Really, I KNOW you can draw that straight line. You can read about the involvement of the Jewish Community Relations Council in the Edina suspensions at the links above, and if you read reporting surrounding campus arrests around the country, you will also read about pressure on university administrations by Israeli advocacy groups like the America Israeli Public Affairs Council (AIPAC) and by Israeli-aligned university donors. Over half of the Congress has received money from AIPAC-aligned groups; it seems often that they are a congress member’s largest contributor.
Don Samuels’ primary campaign against Ilhan Omar last cycle was funded by a lot of AIPAC-aligned dollars, and it will be this cycle, too. According to news reports, AIPAC is committed to spending $100 million to defeat congressional candidates who do not express adequate fealty to Zionist Israel.
Groups like AIPAC and the JCRC have been working hard for years to take criticism of Israeli apartheid, land grabbling, and violence against Palestinians off the table for criticism.
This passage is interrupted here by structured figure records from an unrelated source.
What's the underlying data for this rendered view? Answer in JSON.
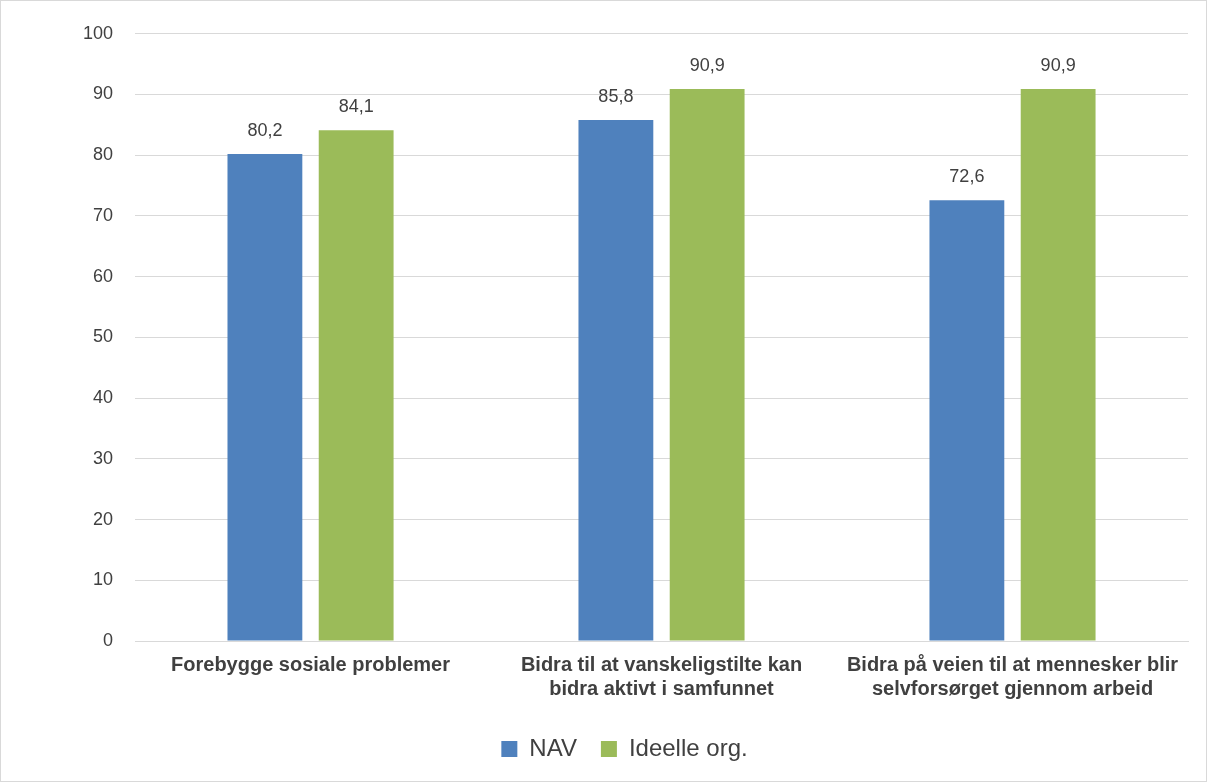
{
  "chart_data": {
    "type": "bar",
    "categories": [
      "Forebygge sosiale problemer",
      "Bidra til at vanskeligstilte kan bidra aktivt i samfunnet",
      "Bidra på veien til at mennesker blir selvforsørget gjennom arbeid"
    ],
    "series": [
      {
        "name": "NAV",
        "color": "#4f81bd",
        "values": [
          80.2,
          85.8,
          72.6
        ],
        "value_labels": [
          "80,2",
          "85,8",
          "72,6"
        ]
      },
      {
        "name": "Ideelle org.",
        "color": "#9bbb59",
        "values": [
          84.1,
          90.9,
          90.9
        ],
        "value_labels": [
          "84,1",
          "90,9",
          "90,9"
        ]
      }
    ],
    "ylim": [
      0,
      100
    ],
    "yticks": [
      0,
      10,
      20,
      30,
      40,
      50,
      60,
      70,
      80,
      90,
      100
    ],
    "grid": "y",
    "legend": "bottom"
  }
}
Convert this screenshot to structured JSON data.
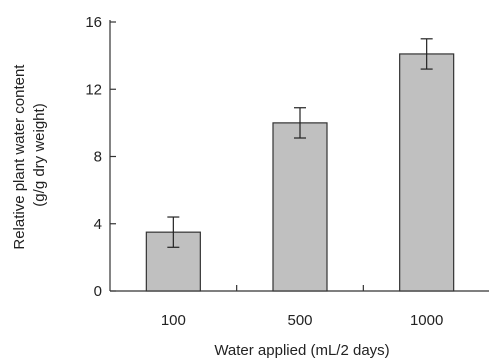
{
  "chart_data": {
    "type": "bar",
    "title": "",
    "categories": [
      "100",
      "500",
      "1000"
    ],
    "values": [
      3.5,
      10.0,
      14.1
    ],
    "errors": [
      0.9,
      0.9,
      0.9
    ],
    "xlabel": "Water applied (mL/2 days)",
    "ylabel_lines": [
      "Relative plant water content",
      "(g/g dry weight)"
    ],
    "ylim": [
      0,
      16
    ],
    "yticks": [
      0,
      4,
      8,
      12,
      16
    ],
    "grid": false,
    "legend": "none",
    "bar_color": "#c0c0c0",
    "bar_edge_color": "#333333"
  }
}
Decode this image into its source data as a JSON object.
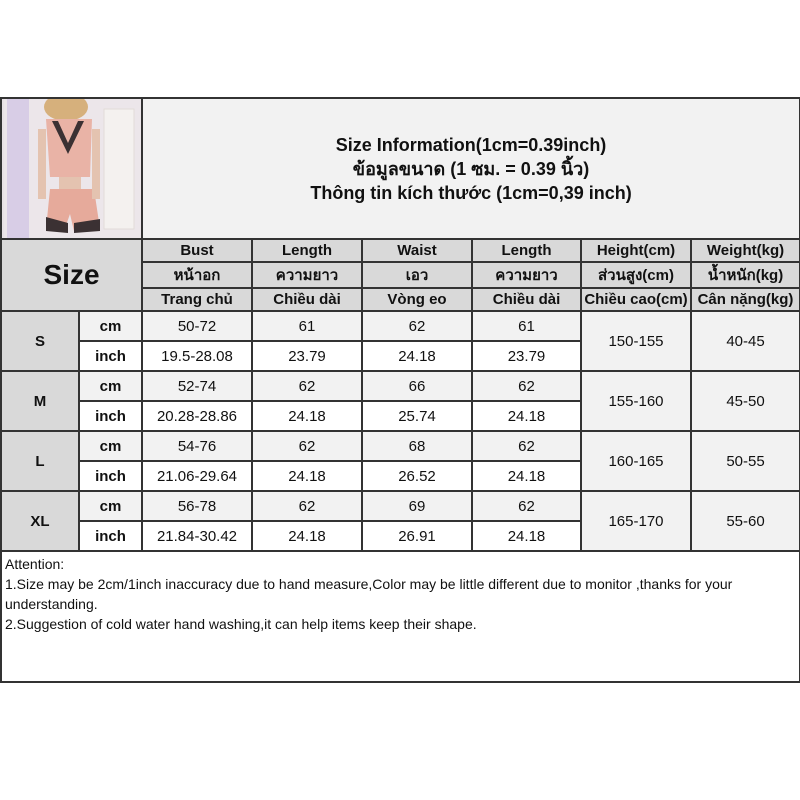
{
  "title": {
    "line1": "Size Information(1cm=0.39inch)",
    "line2": "ข้อมูลขนาด (1 ซม. = 0.39 นิ้ว)",
    "line3": "Thông tin kích thước (1cm=0,39 inch)"
  },
  "size_label": "Size",
  "headers": [
    [
      "Bust",
      "หน้าอก",
      "Trang chủ"
    ],
    [
      "Length",
      "ความยาว",
      "Chiều dài"
    ],
    [
      "Waist",
      "เอว",
      "Vòng eo"
    ],
    [
      "Length",
      "ความยาว",
      "Chiều dài"
    ],
    [
      "Height(cm)",
      "ส่วนสูง(cm)",
      "Chiều cao(cm)"
    ],
    [
      "Weight(kg)",
      "น้ำหนัก(kg)",
      "Cân nặng(kg)"
    ]
  ],
  "rows": [
    {
      "size": "S",
      "cm": [
        "50-72",
        "61",
        "62",
        "61"
      ],
      "inch": [
        "19.5-28.08",
        "23.79",
        "24.18",
        "23.79"
      ],
      "height": "150-155",
      "weight": "40-45"
    },
    {
      "size": "M",
      "cm": [
        "52-74",
        "62",
        "66",
        "62"
      ],
      "inch": [
        "20.28-28.86",
        "24.18",
        "25.74",
        "24.18"
      ],
      "height": "155-160",
      "weight": "45-50"
    },
    {
      "size": "L",
      "cm": [
        "54-76",
        "62",
        "68",
        "62"
      ],
      "inch": [
        "21.06-29.64",
        "24.18",
        "26.52",
        "24.18"
      ],
      "height": "160-165",
      "weight": "50-55"
    },
    {
      "size": "XL",
      "cm": [
        "56-78",
        "62",
        "69",
        "62"
      ],
      "inch": [
        "21.84-30.42",
        "24.18",
        "26.91",
        "24.18"
      ],
      "height": "165-170",
      "weight": "55-60"
    }
  ],
  "units": {
    "cm": "cm",
    "inch": "inch"
  },
  "attention": {
    "heading": "Attention:",
    "line1": "1.Size may be 2cm/1inch inaccuracy due to hand measure,Color may be little different due to monitor ,thanks for your understanding.",
    "line2": "2.Suggestion of cold water hand washing,it can help items keep their shape."
  },
  "colors": {
    "header_bg": "#d9d9d9",
    "cm_row_bg": "#f2f2f2",
    "border": "#333333",
    "garment": "#e9b3a6"
  }
}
They’re behind the anti-BDS (Boycott, Disinvest, Sanction) legislation passed around the country, including in Minnesota, as well as efforts in Congress to sanction BDS speech and activity.
Ilhan Omar called all of this the effect of the ‘Benjamins,’ and she was right. For the sin of telling the truth, Rep. Omar was heavily criticized by Democratic leadership in the Congress. Well, and by Ron Latz, too.
People make fun of Boomers these days, but a lot of Boomers got their heads cracked bringing about a change in attitudes about the Vietnam war. Their grandkids seem embarked on the same mission about Israel. Good for them.